On 2/11/20 5:46 PM, Vincent Guittot wrote:
> Take into account the new runnable_avg signal to classify a group and to
> mitigate the volatility of util_avg in face of intensive migration.
>
> Signed-off-by: Vincent Guittot <vincent.guittot@xxxxxxxxxx>
> ---
> kernel/sched/fair.c | 10 ++++++++++
> 1 file changed, 10 insertions(+)
>
> diff --git a/kernel/sched/fair.c b/kernel/sched/fair.c
> index 7d7cb207be30..5f8f12c902d4 100644
> --- a/kernel/sched/fair.c
> +++ b/kernel/sched/fair.c
> @@ -7691,6 +7691,7 @@ struct sg_lb_stats {
> unsigned long group_load; /* Total load over the CPUs of the group */
> unsigned long group_capacity;
> unsigned long group_util; /* Total utilization of the group */
> + unsigned long group_runnable; /* Total utilization of the group */
^^^^^^^^^^^
"Total runnable" hurts my eyes, but in any case this shouldn't be just
"utilization".

> unsigned int sum_nr_running; /* Nr of tasks running in the group */
> unsigned int sum_h_nr_running; /* Nr of CFS tasks running in the group */
> unsigned int idle_cpus;
> @@ -7911,6 +7912,10 @@ group_has_capacity(unsigned int imbalance_pct, struct sg_lb_stats *sgs)
> if (sgs->sum_nr_running < sgs->group_weight)
> return true;
>
> + if ((sgs->group_capacity * imbalance_pct) <
> + (sgs->group_runnable * 100))
> + return false;
> +

I haven't stared long enough at patch 2, but I'll ask anyway - with this new
condition, do we still need the next one (based on util)? AIUI
group_runnable is >= group_util, so if group_runnable is within the allowed
margin then group_util has to be as well.

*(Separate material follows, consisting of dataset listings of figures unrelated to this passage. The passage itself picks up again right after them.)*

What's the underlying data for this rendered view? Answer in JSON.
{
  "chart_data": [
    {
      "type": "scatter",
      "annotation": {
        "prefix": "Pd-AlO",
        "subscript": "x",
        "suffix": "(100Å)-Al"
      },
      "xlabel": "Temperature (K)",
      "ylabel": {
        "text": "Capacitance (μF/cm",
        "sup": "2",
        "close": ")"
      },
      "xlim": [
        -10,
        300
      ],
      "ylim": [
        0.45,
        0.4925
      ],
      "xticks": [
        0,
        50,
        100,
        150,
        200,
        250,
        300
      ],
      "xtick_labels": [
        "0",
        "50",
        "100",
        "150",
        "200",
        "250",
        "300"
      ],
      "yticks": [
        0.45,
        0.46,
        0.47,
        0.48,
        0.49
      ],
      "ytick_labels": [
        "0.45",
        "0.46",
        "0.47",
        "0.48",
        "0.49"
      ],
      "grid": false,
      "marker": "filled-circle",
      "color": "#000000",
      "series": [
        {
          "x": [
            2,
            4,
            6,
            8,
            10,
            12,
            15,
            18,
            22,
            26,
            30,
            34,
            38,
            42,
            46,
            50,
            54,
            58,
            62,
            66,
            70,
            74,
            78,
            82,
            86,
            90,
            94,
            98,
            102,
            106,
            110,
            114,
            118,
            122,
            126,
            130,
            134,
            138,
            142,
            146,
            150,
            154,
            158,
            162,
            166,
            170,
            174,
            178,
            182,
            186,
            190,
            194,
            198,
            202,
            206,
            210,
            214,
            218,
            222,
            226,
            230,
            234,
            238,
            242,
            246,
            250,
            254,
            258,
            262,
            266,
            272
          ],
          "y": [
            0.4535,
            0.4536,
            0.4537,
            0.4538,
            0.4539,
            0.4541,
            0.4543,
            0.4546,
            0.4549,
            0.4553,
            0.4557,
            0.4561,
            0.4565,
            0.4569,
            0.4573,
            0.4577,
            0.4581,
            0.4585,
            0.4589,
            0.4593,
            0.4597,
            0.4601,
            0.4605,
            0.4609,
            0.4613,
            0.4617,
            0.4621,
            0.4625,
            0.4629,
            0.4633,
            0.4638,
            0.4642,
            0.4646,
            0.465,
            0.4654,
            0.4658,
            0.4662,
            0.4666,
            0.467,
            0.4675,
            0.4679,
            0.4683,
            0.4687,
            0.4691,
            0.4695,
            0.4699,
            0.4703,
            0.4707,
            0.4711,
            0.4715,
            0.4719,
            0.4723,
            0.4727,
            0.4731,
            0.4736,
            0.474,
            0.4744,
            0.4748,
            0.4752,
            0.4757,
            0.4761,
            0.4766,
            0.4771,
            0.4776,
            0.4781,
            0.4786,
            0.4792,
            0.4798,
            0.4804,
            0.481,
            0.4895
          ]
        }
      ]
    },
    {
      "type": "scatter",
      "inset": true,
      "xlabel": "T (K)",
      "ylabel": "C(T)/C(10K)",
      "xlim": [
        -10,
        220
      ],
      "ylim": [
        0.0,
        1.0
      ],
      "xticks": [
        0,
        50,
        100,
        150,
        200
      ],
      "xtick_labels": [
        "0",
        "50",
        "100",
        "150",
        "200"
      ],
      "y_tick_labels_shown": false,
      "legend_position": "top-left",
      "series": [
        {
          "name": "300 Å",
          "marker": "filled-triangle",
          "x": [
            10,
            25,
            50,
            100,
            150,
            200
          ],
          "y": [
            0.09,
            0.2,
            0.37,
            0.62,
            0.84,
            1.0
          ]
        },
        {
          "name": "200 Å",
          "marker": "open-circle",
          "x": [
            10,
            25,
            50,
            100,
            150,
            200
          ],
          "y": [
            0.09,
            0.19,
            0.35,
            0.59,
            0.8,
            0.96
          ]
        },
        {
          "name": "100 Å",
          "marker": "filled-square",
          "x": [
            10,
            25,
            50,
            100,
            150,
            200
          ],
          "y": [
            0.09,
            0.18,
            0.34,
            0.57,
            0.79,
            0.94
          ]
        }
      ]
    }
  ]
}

> if ((sgs->group_capacity * 100) >
> (sgs->group_util * imbalance_pct))
> return true;
> @@ -7936,6 +7941,10 @@ group_is_overloaded(unsigned int imbalance_pct, struct sg_lb_stats *sgs)
> (sgs->group_util * imbalance_pct))
> return true;
>
> + if ((sgs->group_capacity * imbalance_pct) <
> + (sgs->group_runnable * 100))
> + return true;
> +

Ditto on the group_runnable >= group_util - we could get rid of the check
above this one.

> return false;
> }
>
> @@ -8030,6 +8039,7 @@ static inline void update_sg_lb_stats(struct lb_env *env,
>
> sgs->group_load += cpu_load(rq);
> sgs->group_util += cpu_util(i);
> + sgs->group_runnable += cpu_runnable(rq);
> sgs->sum_h_nr_running += rq->cfs.h_nr_running;
>
> nr_running = rq->nr_running;
>